You are now entering Ad Space, a realm of commercials, brought before us so we might examine how they work, and discuss why we both love and hate them so. So it is written …
Screw having a clean, civil divorce. Call us if you want to rake your miserable ex over the frickin’ coals!
After last week’s Ad Space on the Better Marriage Blanket, it’s possible some of you bought Better Marriage Blankets to give to your own spouses. If so, you will now be getting divorced, so these ads oughta help!
Divorce attorneys have an interesting challenge when it comes to advertising. Obviously, they want to encourage people to hire them, but they don’t want to come across like they’re encouraging people to get divorced. Trying to break up marriages, just to drum up business: that’d fall even lower than “ambulance chaser” in society’s dim view of the legal profession.
As such, most divorce attorney ads take a very solemn, respectful tone. They make it clear they’re talking to people who have already made the decision to get divorced, and that these legal professionals are ready to help them through this difficult time.
That’s what most do. But there’ll always be a few who can’t resist the temptation to be funny, and in remarkably poor taste. Naturally, those are the ones I decided to focus on.
I’ll admit, the “ball and chain” ad is simple enough, clever enough, and abstract enough, it’s actually not a bad ad. Much better than attorney Steve Miller claiming they’ll “get rid of that vermin you call a spouse”. And, beyond being in poor taste, specifically pitching themself to married people who “hate each other like poison and want to get out of the hellhole you call a marriage” … if someone has even slightly mixed feelings about their divorce, that extreme rhetoric seems like it’d turn them off of Attorney Miller more than anything.

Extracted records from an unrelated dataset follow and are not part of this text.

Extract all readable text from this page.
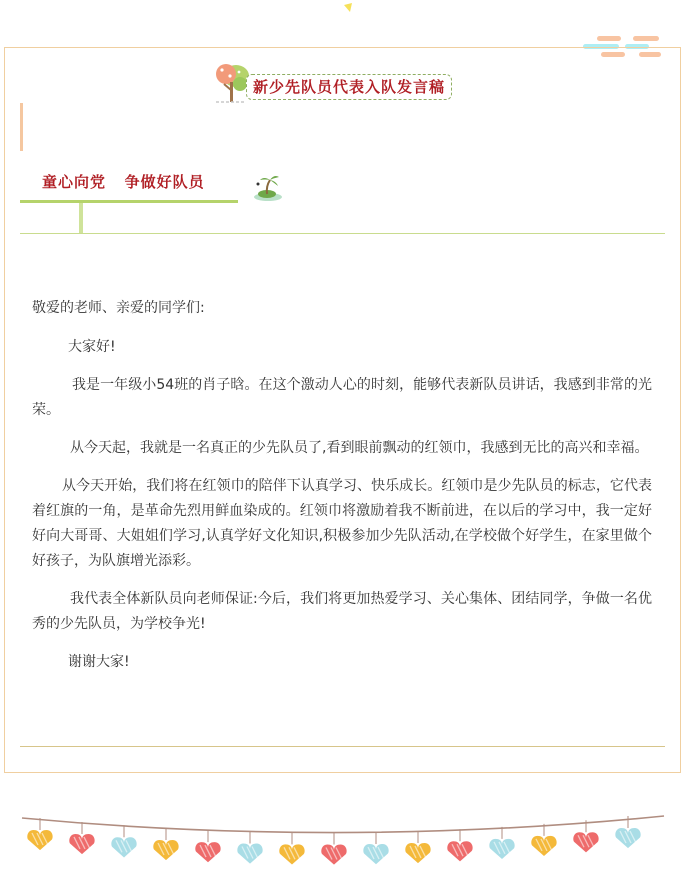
新少先队员代表入队发言稿
童心向党   争做好队员

敬爱的老师、亲爱的同学们:

大家好!

我是一年级小54班的肖子晗。在这个激动人心的时刻，能够代表新队员讲话，我感到非常的光荣。

从今天起，我就是一名真正的少先队员了,看到眼前飘动的红领巾，我感到无比的高兴和幸福。

从今天开始，我们将在红领巾的陪伴下认真学习、快乐成长。红领巾是少先队员的标志，它代表着红旗的一角，是革命先烈用鲜血染成的。红领巾将激励着我不断前进，在以后的学习中，我一定好好向大哥哥、大姐姐们学习,认真学好文化知识,积极参加少先队活动,在学校做个好学生，在家里做个好孩子，为队旗增光添彩。

我代表全体新队员向老师保证:今后，我们将更加热爱学习、关心集体、团结同学，争做一名优秀的少先队员，为学校争光!

谢谢大家!
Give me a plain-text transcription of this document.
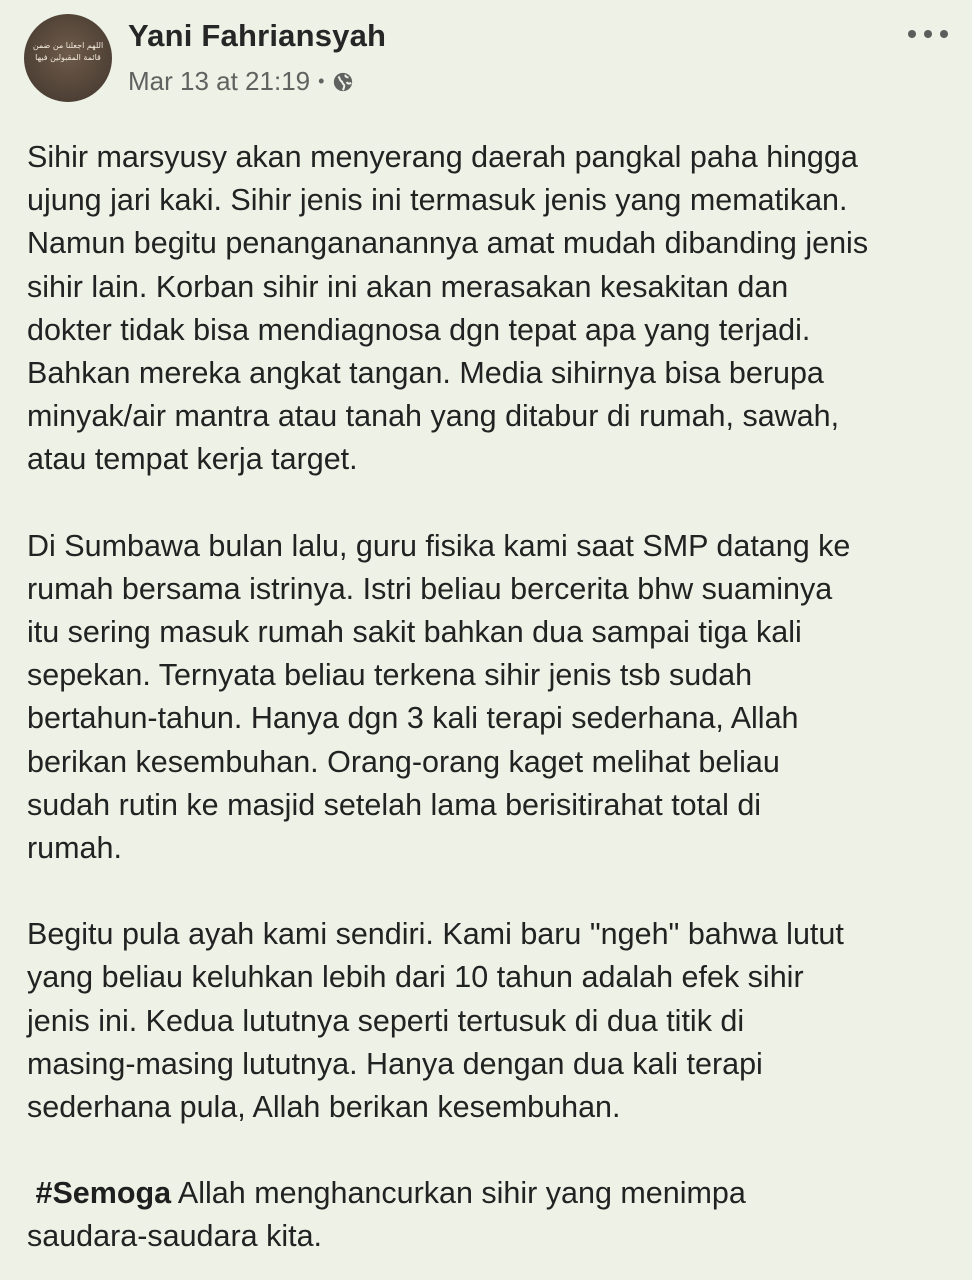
اللهم اجعلنا من ضمن
قائمة المقبولين فيها
Yani Fahriansyah
Mar 13 at 21:19 •

Sihir marsyusy akan menyerang daerah pangkal paha hingga
ujung jari kaki. Sihir jenis ini termasuk jenis yang mematikan.
Namun begitu penangananannya amat mudah dibanding jenis
sihir lain. Korban sihir ini akan merasakan kesakitan dan
dokter tidak bisa mendiagnosa dgn tepat apa yang terjadi.
Bahkan mereka angkat tangan. Media sihirnya bisa berupa
minyak/air mantra atau tanah yang ditabur di rumah, sawah,
atau tempat kerja target.

Di Sumbawa bulan lalu, guru fisika kami saat SMP datang ke
rumah bersama istrinya. Istri beliau bercerita bhw suaminya
itu sering masuk rumah sakit bahkan dua sampai tiga kali
sepekan. Ternyata beliau terkena sihir jenis tsb sudah
bertahun-tahun. Hanya dgn 3 kali terapi sederhana, Allah
berikan kesembuhan. Orang-orang kaget melihat beliau
sudah rutin ke masjid setelah lama berisitirahat total di
rumah.

Begitu pula ayah kami sendiri. Kami baru "ngeh" bahwa lutut
yang beliau keluhkan lebih dari 10 tahun adalah efek sihir
jenis ini. Kedua lututnya seperti tertusuk di dua titik di
masing-masing lututnya. Hanya dengan dua kali terapi
sederhana pula, Allah berikan kesembuhan.

#Semoga Allah menghancurkan sihir yang menimpa
saudara-saudara kita.
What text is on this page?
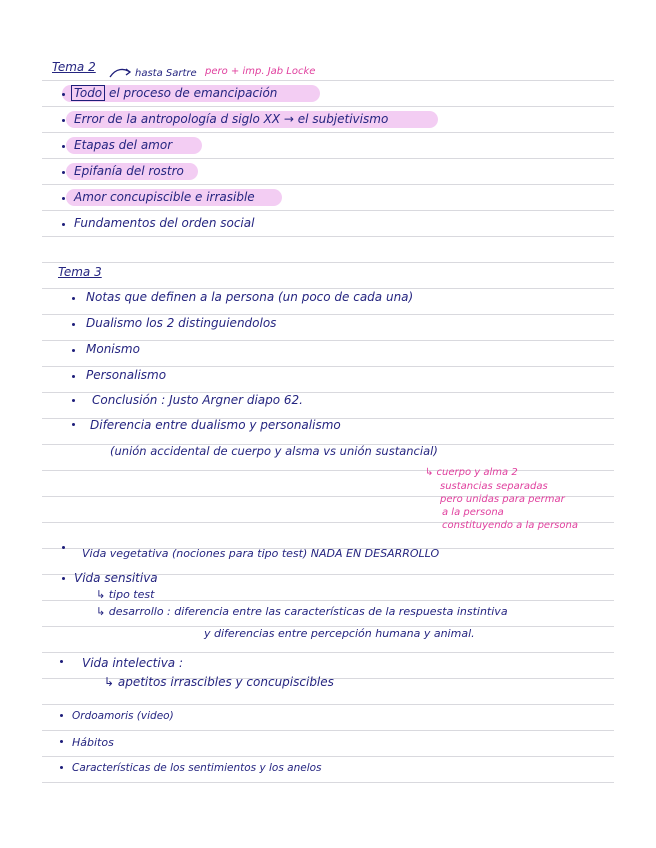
Tema 2	hasta Sartre pero + imp. Jab Locke
Todo el proceso de emancipación
Error de la antropología d siglo XX → el subjetivismo
Etapas del amor
Epifanía del rostro
Amor concupiscible e irrasible
Fundamentos del orden social
Tema 3
Notas que definen a la persona (un poco de cada una)
Dualismo los 2 distinguiendolos
Monismo
Personalismo
Conclusión : Justo Argner diapo 62.
Diferencia entre dualismo y personalismo
(unión accidental de cuerpo y alsma vs unión sustancial)
↳ cuerpo y alma 2
sustancias separadas
pero unidas para permar
a la persona
constituyendo a la persona
Vida vegetativa (nociones para tipo test) NADA EN DESARROLLO
Vida sensitiva
↳ tipo test
↳ desarrollo : diferencia entre las características de la respuesta instintiva
y diferencias entre percepción humana y animal.
Vida intelectiva :
↳ apetitos irrascibles y concupiscibles
Ordoamoris (video)
Hábitos
Características de los sentimientos y los anelos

But the crown jewels are the two ads for Michael Gallagher. One explicitly pitching itself at cheating, drunken scumbags, the other depicting a married couple who, presented with an attorney who could make their spouse miserable, race each other to get to them first. They’re so baldly, unabashedly cynical, I once again found myself having to make sure Michael Gallagher was a real attorney, and I wasn’t watching some sketch comedy by mistake.
I don’t see myself ever needing a divorce attorney, but if I did … I don’t think this is the approach that’d win me over.